I went on from there to the Casey’s in Gladbrook, which ended up being a hard place to leave. A number of racers were congregating there: a few were continuing on the route while a few were calling it quits right there … and a few more were obviously thinking about it. The sun was beginning to set, and I had 130 miles to go. One hundred and thirty is a big number, and it was cold in the waning sunlight. I began shivering uncontrollably. I put on my super-warm beanie, arm & leg warmers, and winter gloves, but was still trembling.
This was the hardest moment in the race for me. Gladbrook is only an hour’s drive from my home in Des Moines or from my mother-in-law’s home near Cedar Falls, and at that time (8 PM or so) I could have DNF’d, called for help, and been home for dinner and a hot shower before midnight. That knowledge made it really tough, but I started repeating (in my head only. I think.) some advice I had read from a past Trans Iowa finisher: “always get back on the bike.” So I did.

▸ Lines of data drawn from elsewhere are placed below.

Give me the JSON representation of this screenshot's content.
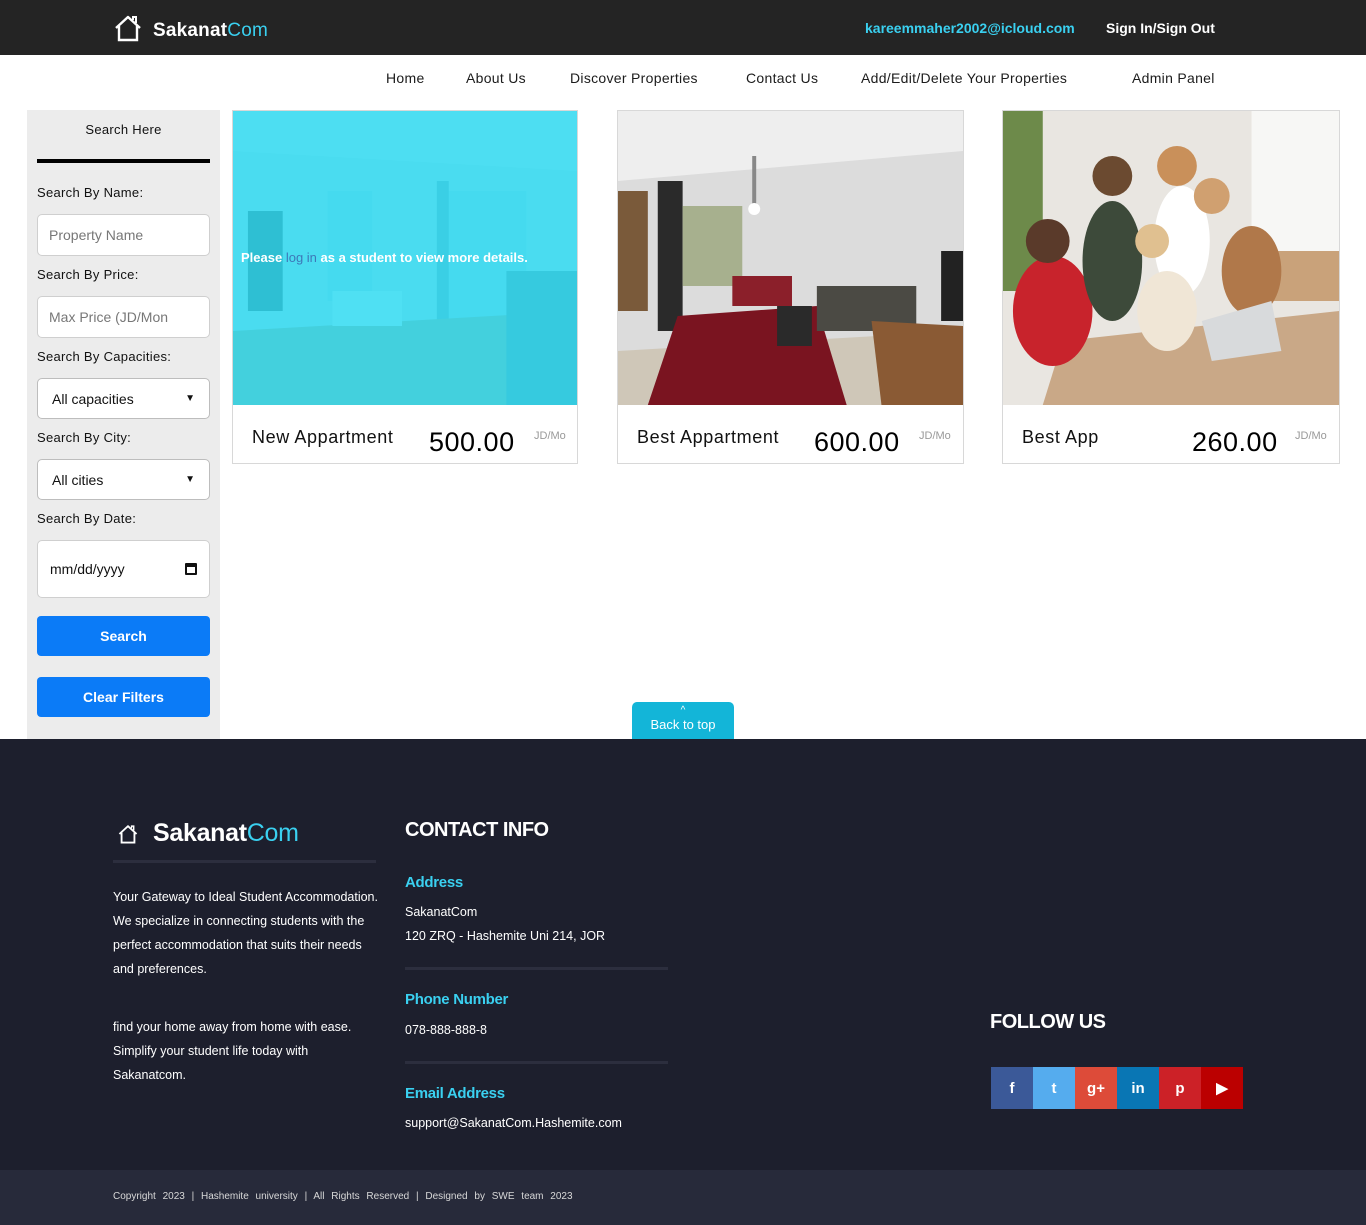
{
  "header": {
    "logo_main": "Sakanat",
    "logo_accent": "Com",
    "user_email": "kareemmaher2002@icloud.com",
    "sign_in_out": "Sign In/Sign Out"
  },
  "nav": {
    "items": [
      "Home",
      "About Us",
      "Discover Properties",
      "Contact Us",
      "Add/Edit/Delete Your Properties",
      "Admin Panel"
    ]
  },
  "sidebar": {
    "title": "Search Here",
    "name_label": "Search By Name:",
    "name_placeholder": "Property Name",
    "price_label": "Search By Price:",
    "price_placeholder": "Max Price (JD/Mon",
    "capacity_label": "Search By Capacities:",
    "capacity_selected": "All capacities",
    "city_label": "Search By City:",
    "city_selected": "All cities",
    "date_label": "Search By Date:",
    "date_placeholder": "mm/dd/yyyy",
    "search_button": "Search",
    "clear_button": "Clear Filters"
  },
  "listings": [
    {
      "name": "New Appartment",
      "price": "500.00",
      "unit": "JD/Mo",
      "overlay_pre": "Please ",
      "overlay_link": "log in",
      "overlay_post": " as a student to view more details."
    },
    {
      "name": "Best Appartment",
      "price": "600.00",
      "unit": "JD/Mo"
    },
    {
      "name": "Best App",
      "price": "260.00",
      "unit": "JD/Mo"
    }
  ],
  "back_to_top": {
    "caret": "^",
    "label": "Back to top"
  },
  "footer": {
    "logo_main": "Sakanat",
    "logo_accent": "Com",
    "about_1": "Your Gateway to Ideal Student Accommodation. We specialize in connecting students with the perfect accommodation that suits their needs and preferences.",
    "about_2": "find your home away from home with ease. Simplify your student life today with Sakanatcom.",
    "contact_heading": "CONTACT INFO",
    "address_title": "Address",
    "address_line1": "SakanatCom",
    "address_line2": "120 ZRQ - Hashemite Uni 214, JOR",
    "phone_title": "Phone Number",
    "phone": "078-888-888-8",
    "email_title": "Email Address",
    "email": "support@SakanatCom.Hashemite.com",
    "follow_heading": "FOLLOW US",
    "socials": [
      {
        "name": "facebook-icon",
        "glyph": "f",
        "color": "#3b5998"
      },
      {
        "name": "twitter-icon",
        "glyph": "t",
        "color": "#55acee"
      },
      {
        "name": "google-plus-icon",
        "glyph": "g+",
        "color": "#dd4b39"
      },
      {
        "name": "linkedin-icon",
        "glyph": "in",
        "color": "#0976b4"
      },
      {
        "name": "pinterest-icon",
        "glyph": "p",
        "color": "#cc2127"
      },
      {
        "name": "youtube-icon",
        "glyph": "▶",
        "color": "#b00"
      }
    ],
    "copyright": "Copyright 2023 | Hashemite university | All Rights Reserved | Designed by SWE team 2023"
  }
}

It still was not easy after that, but I slowly ticked off miles and was comforted/encouraged by always being well ahead of the cutoff pace. This is the opposite of my TIv7 experience, where being behind the pace exacted a huge mental toll that caused me to pull the plug on an otherwise decent day of riding.
I was beginning to get loopy, and was feeling really cold, about 12:30 AM, and decided to pull over to rest for an hour. I picked a spot with a couple of grain bins and a grain truck, wrapped myself up in my space blanket, and rested fitfully while propped up against a tractor trailer tire under the pale bluish glare of a farm light.

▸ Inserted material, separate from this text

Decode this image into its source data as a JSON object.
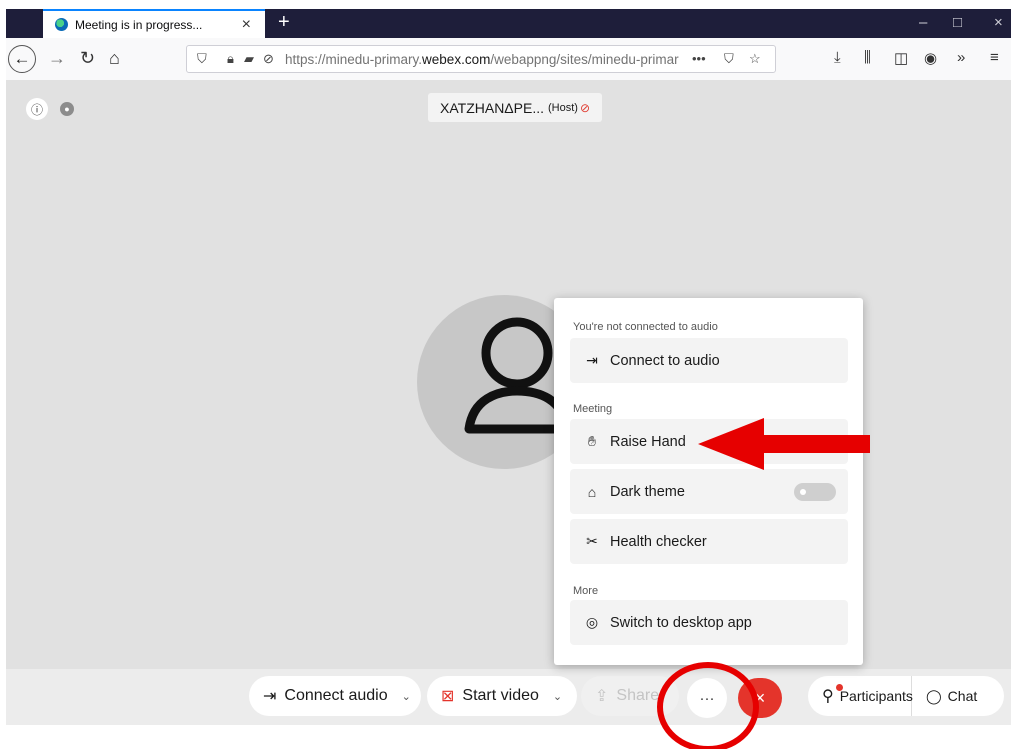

I had a wee bit of a scare about half an hour in when another racer popped up out of the grass where he had been resting, unbeknownst to me, about 30 feet away . He had a wee bit of a scare when he turned around and saw me. We waved and wished each other good luck and he went on his way.
After my rest, I was still incredibly cold, but the space blanket described above helped, and I knew that riding would make it better overall, even with the cold air in river bottoms. So I kept moving, and slowly I passed 70, 80, 90 miles, then had breakfast (three cheers for hot coffee!) at the Casey’s in Brooklyn. I rolled out with 60 miles to go and about 8 hours to do it; not bad.

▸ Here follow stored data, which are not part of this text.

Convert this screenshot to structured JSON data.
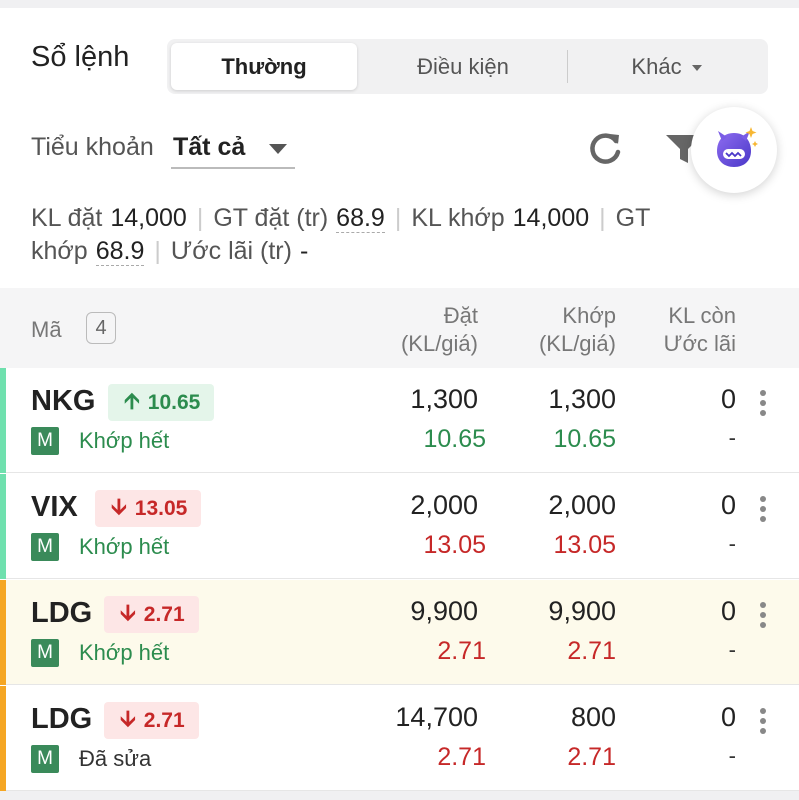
{
  "header": {
    "title": "Sổ lệnh",
    "tabs": [
      "Thường",
      "Điều kiện",
      "Khác"
    ]
  },
  "sub_account": {
    "label": "Tiểu khoản",
    "value": "Tất cả"
  },
  "icons": {
    "refresh": "refresh-icon",
    "filter": "filter-icon",
    "assistant": "assistant-bot-icon"
  },
  "summary": {
    "kl_dat_label": "KL đặt",
    "kl_dat_value": "14,000",
    "gt_dat_label": "GT đặt (tr)",
    "gt_dat_value": "68.9",
    "kl_khop_label": "KL khớp",
    "kl_khop_value": "14,000",
    "gt_khop_label": "GT khớp",
    "gt_khop_value": "68.9",
    "uoc_lai_label": "Ước lãi (tr)",
    "uoc_lai_value": "-"
  },
  "table": {
    "col_ma": "Mã",
    "count": "4",
    "col_dat_1": "Đặt",
    "col_dat_2": "(KL/giá)",
    "col_khop_1": "Khớp",
    "col_khop_2": "(KL/giá)",
    "col_con_1": "KL còn",
    "col_con_2": "Ước lãi",
    "rows": [
      {
        "symbol": "NKG",
        "direction": "up",
        "price_tag": "10.65",
        "badge": "M",
        "status": "Khớp hết",
        "dat_kl": "1,300",
        "dat_gia": "10.65",
        "khop_kl": "1,300",
        "khop_gia": "10.65",
        "kl_con": "0",
        "uoc_lai": "-",
        "bar_color": "#6fe0ae",
        "bg": "#ffffff"
      },
      {
        "symbol": "VIX",
        "direction": "down",
        "price_tag": "13.05",
        "badge": "M",
        "status": "Khớp hết",
        "dat_kl": "2,000",
        "dat_gia": "13.05",
        "khop_kl": "2,000",
        "khop_gia": "13.05",
        "kl_con": "0",
        "uoc_lai": "-",
        "bar_color": "#6fe0ae",
        "bg": "#ffffff"
      },
      {
        "symbol": "LDG",
        "direction": "down",
        "price_tag": "2.71",
        "badge": "M",
        "status": "Khớp hết",
        "dat_kl": "9,900",
        "dat_gia": "2.71",
        "khop_kl": "9,900",
        "khop_gia": "2.71",
        "kl_con": "0",
        "uoc_lai": "-",
        "bar_color": "#f5a623",
        "bg": "#fdfaeb"
      },
      {
        "symbol": "LDG",
        "direction": "down",
        "price_tag": "2.71",
        "badge": "M",
        "status": "Đã sửa",
        "dat_kl": "14,700",
        "dat_gia": "2.71",
        "khop_kl": "800",
        "khop_gia": "2.71",
        "kl_con": "0",
        "uoc_lai": "-",
        "bar_color": "#f5a623",
        "bg": "#ffffff"
      }
    ]
  }
}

After that there was really no question I was going to finish. The sun was out, the temperate was going up quickly, there was no wind to speak of, and it was a clear blue sky. A picture-perfect day to be on a bike, and I had enough time. The course at that point was southeast of Grinnell, and it’s really quite hilly there, so this time did not pass without effort – but I knew I would make it, and a feeling of pure satisfaction set in.
This event was the hardest thing I have ever done.
I ran a 43 mile ultramarathon in 2010; it took me 8.5 hours, I limped/walked the last few miles because I literally could no longer run, and I sat down and cried at the finish line. Running Brew to Brew was harder physically than Trans Iowa (for me; I’m the wrong size and shape for a runner). Trans Iowa, however, going overnight, was so much tougher mentally – to be honest, I don’t know how I talked myself into leaving the Gladbrook Casey’s. By most measures, I shouldn’t have. And yet I am so glad I did.
On a picture-perfect bright Sunday morning, I rolled past the southern edge of Grinnell under a warm, sunny blue sky on a Normal Rockwell gravel road with a smile on my face and a full heart. I turned up a short country lane to the finish line, to the applause of 20 people who were as good as 20,000 strong. I got a hearty handshake and “Congratulations on finishing Trans Iowa!” from Guitar Ted – and the way he said it, the earnest way he looked me right in the eye, I knew that those words were about the highest compliment he has to give a fellow cyclist.
I didn’t feel like crying; all I could do was smile.
I spent an hour chatting with other racers and support people, enjoying the weather and the company. My wife & children arrived to pick me up, we had lunch together, and I drifted off to sleep quickly in the car ride home. Tired, sore, bloodied, filthy, and (according to my kids) stinky — and happy as could be.
Next year? Don’t ask. I’m not telling.